Concentração, oligarquia. Vejamos o caso da informação, aguardando regulamentação desde 1988, com entre 50 e 80 parlamentares donos de redes de comunicação (contrariando a Constituição), com empresas que passaram a justificar a ilegalidade e encobrir políticos aliados ou favoráveis a destituição de um grupo que contrariava seus interesses. 

Glenn Greenwald: "Há muito tempo, o quinto país mais populoso do mundo é dominado por um número reduzido de veículos de comunicação, dos quais a grande maioria apoiou o golpe de 1964 e os 21 anos da violenta ditadura de direita que se seguiram. 
Essas instituições ainda pertencem às mesmas cinco famílias extremamente ricas e poderosas que tiveram um papel central nesse período. Em um país de tamanha diversidade  e pluralidade, esse monopólio resultou em um mercado de comunicação que asfixia a diversidade e a pluralidade de opiniões."
https://theintercept.com/2016/08/02/welcome-to-the-intercept-brasil/

Mesmo tímidas, as ações do PT mostravam que nem tudo estava dominado: "Ministro vai iniciar debate sobre regulação da mídia em março" (Folha - 21/01/2015).

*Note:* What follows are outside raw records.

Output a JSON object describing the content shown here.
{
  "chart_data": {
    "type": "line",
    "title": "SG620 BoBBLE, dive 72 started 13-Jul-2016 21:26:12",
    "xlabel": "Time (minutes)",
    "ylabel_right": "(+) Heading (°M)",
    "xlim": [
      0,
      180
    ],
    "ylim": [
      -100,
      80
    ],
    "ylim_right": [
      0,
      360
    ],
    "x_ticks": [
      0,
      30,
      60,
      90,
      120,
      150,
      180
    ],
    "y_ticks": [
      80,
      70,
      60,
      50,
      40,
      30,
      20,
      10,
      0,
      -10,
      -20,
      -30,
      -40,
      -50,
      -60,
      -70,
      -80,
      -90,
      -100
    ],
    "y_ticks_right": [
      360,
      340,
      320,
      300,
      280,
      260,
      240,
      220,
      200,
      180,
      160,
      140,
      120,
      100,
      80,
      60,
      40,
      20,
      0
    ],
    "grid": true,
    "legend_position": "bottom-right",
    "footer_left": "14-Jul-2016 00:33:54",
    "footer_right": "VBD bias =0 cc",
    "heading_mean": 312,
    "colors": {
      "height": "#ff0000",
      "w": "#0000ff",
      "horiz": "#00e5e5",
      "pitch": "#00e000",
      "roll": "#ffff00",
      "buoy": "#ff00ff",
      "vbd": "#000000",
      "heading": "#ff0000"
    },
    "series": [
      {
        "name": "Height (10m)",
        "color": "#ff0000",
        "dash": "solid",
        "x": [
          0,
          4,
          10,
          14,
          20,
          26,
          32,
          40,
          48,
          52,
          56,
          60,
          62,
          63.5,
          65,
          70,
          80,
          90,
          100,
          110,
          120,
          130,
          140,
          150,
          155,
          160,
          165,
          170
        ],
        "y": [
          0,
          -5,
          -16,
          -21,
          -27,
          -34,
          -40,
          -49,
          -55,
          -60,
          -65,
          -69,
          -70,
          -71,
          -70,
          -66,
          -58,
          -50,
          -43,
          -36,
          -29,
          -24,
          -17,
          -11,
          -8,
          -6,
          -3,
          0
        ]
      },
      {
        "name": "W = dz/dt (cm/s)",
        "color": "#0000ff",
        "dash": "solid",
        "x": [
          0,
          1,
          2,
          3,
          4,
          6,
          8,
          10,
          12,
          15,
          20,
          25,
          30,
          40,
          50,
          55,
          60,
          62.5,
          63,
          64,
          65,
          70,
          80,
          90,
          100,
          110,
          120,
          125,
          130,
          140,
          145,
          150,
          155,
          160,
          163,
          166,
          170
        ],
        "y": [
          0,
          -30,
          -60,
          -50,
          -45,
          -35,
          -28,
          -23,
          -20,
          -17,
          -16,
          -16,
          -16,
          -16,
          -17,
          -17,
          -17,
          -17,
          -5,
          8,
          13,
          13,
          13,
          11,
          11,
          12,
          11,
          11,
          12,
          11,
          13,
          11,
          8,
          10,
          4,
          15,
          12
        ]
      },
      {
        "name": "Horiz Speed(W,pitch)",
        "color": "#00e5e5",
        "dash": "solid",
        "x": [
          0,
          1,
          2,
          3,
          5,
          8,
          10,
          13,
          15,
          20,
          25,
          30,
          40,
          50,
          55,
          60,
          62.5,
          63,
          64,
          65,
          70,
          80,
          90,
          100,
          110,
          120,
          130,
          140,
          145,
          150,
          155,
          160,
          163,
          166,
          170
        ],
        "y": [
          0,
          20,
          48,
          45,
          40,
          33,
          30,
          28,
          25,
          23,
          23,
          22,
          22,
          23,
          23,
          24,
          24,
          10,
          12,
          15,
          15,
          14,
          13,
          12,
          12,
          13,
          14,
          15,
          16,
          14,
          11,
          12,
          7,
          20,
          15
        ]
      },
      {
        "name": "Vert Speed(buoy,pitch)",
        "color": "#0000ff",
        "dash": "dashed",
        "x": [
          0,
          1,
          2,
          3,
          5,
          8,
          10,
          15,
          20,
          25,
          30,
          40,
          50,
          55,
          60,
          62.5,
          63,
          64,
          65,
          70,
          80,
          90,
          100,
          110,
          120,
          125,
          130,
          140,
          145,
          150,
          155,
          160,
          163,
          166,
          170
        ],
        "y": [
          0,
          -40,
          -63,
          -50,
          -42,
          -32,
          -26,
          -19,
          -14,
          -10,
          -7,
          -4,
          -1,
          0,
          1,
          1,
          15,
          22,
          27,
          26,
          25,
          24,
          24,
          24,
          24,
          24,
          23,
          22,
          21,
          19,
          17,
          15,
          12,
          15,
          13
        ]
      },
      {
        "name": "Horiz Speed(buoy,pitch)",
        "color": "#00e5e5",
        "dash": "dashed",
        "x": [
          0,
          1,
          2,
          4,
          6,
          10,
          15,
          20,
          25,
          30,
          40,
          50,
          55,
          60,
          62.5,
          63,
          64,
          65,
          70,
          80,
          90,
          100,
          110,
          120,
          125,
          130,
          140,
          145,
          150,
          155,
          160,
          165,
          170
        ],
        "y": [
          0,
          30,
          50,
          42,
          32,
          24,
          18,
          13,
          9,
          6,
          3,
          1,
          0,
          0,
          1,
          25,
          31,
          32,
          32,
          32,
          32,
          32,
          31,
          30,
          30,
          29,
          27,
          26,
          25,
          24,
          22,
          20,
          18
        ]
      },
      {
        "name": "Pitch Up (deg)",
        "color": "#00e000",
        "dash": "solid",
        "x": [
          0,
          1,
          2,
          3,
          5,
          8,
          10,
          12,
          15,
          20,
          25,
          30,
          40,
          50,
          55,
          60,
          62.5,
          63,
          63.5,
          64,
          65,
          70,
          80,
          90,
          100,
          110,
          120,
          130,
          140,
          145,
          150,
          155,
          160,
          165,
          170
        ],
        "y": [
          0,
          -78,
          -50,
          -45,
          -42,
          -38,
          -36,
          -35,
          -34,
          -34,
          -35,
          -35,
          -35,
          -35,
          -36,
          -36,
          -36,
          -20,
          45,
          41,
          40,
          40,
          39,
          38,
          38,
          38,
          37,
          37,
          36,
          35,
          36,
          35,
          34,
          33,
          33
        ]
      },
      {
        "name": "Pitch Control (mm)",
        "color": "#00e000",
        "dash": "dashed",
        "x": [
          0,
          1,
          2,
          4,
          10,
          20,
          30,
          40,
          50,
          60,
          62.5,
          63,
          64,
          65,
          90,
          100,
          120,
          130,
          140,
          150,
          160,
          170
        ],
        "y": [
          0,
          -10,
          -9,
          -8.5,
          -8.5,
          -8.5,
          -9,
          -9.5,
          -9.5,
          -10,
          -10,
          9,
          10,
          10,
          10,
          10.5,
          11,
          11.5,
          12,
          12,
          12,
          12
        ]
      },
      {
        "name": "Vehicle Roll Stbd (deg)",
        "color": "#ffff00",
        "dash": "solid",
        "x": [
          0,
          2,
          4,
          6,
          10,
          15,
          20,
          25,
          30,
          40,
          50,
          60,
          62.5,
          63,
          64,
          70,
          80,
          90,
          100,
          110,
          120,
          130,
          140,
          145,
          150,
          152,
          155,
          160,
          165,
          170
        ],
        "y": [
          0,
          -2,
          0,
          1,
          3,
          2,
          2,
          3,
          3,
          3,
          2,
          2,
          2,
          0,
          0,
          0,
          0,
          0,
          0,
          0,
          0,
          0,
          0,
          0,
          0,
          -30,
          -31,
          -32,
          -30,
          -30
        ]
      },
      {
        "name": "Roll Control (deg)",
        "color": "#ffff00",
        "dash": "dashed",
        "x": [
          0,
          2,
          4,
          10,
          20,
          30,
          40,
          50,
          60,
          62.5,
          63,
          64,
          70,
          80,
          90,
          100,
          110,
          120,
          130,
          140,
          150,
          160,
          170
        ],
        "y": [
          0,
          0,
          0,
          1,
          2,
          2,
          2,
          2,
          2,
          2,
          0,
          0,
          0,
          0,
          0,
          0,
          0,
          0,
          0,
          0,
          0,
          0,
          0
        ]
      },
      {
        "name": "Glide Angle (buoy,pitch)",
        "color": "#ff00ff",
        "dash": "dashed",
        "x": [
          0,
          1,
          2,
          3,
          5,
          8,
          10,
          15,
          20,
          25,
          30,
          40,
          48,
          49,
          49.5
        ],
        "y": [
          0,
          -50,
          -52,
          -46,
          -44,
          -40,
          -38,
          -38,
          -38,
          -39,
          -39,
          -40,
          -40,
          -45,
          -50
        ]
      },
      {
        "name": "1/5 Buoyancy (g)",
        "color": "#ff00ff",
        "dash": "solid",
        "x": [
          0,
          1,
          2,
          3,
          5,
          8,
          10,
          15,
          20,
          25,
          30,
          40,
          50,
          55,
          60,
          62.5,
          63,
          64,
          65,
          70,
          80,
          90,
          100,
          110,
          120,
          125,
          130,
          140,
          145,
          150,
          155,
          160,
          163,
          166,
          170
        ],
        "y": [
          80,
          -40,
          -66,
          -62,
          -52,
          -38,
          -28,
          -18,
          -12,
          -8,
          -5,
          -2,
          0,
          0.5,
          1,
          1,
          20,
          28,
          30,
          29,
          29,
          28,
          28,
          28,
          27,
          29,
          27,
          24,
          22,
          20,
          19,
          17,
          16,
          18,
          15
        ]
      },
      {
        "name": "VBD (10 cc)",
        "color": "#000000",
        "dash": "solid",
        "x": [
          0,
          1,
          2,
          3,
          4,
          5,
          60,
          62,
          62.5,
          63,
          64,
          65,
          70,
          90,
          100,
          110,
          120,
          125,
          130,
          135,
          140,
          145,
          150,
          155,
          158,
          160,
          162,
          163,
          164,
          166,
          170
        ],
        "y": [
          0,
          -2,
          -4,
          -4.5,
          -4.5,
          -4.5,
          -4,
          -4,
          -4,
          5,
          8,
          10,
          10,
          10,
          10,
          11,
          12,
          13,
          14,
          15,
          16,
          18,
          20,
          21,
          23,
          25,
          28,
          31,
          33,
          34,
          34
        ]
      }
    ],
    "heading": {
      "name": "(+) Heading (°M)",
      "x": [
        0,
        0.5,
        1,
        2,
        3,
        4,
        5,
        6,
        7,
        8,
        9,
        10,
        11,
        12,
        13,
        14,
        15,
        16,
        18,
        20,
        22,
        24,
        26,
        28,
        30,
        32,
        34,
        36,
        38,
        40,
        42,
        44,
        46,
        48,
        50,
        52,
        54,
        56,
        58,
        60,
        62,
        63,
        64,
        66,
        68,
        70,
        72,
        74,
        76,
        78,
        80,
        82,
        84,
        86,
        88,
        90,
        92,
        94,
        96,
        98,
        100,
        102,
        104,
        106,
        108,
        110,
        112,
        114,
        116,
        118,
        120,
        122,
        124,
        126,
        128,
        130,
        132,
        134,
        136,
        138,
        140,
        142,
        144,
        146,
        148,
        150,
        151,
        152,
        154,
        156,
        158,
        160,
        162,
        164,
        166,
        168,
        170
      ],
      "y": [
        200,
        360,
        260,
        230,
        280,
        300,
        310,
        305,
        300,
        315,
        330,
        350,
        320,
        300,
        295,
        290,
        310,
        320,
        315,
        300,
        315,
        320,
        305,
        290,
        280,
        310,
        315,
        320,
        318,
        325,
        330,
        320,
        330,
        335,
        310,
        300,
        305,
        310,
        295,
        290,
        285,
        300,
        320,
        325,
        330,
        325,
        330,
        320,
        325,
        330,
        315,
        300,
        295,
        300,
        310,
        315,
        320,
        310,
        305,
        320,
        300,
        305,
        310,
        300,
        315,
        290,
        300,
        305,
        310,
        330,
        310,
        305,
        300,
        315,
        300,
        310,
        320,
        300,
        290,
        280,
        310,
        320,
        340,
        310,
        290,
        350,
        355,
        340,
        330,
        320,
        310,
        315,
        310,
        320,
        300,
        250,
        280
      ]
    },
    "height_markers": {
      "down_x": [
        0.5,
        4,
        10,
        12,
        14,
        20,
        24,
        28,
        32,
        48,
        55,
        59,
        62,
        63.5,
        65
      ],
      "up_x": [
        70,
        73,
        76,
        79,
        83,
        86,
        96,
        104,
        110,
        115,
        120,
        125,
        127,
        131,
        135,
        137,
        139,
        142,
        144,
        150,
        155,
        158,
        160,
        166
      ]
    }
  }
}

A imprensa escrita (Folhastão) - diferente da teledoutrinação do Sistema GloboBand - começou rapidamente a tentar livrar-se da alCunha de golpista e criticar excessos da gestão interina. Com certeza, ao invés do coronelismo do PMDB, com cara feia de autoritarismo, é muito mais viável um governo do PSDB, no qual trata-se de o mercado financeiro gerindo a economia, privatização sem limites e endividamento com FMI, e que tem o cuidado de apagar incêndios rebeldes (mas a repressão policial ilegal à manifestações tem mostrado um caminho claro), administra gastos no social para um mínimo sem revolta (mas os cortes na educação e cultura mostram que se pode avançar) e sabe manter a capa de legalidade, enquanto usa a máquina na Assembleia para barrar CPIs. Infelizmente, a população percebe cada vez mais que a "insustentável crise" podia ser pior. E foi.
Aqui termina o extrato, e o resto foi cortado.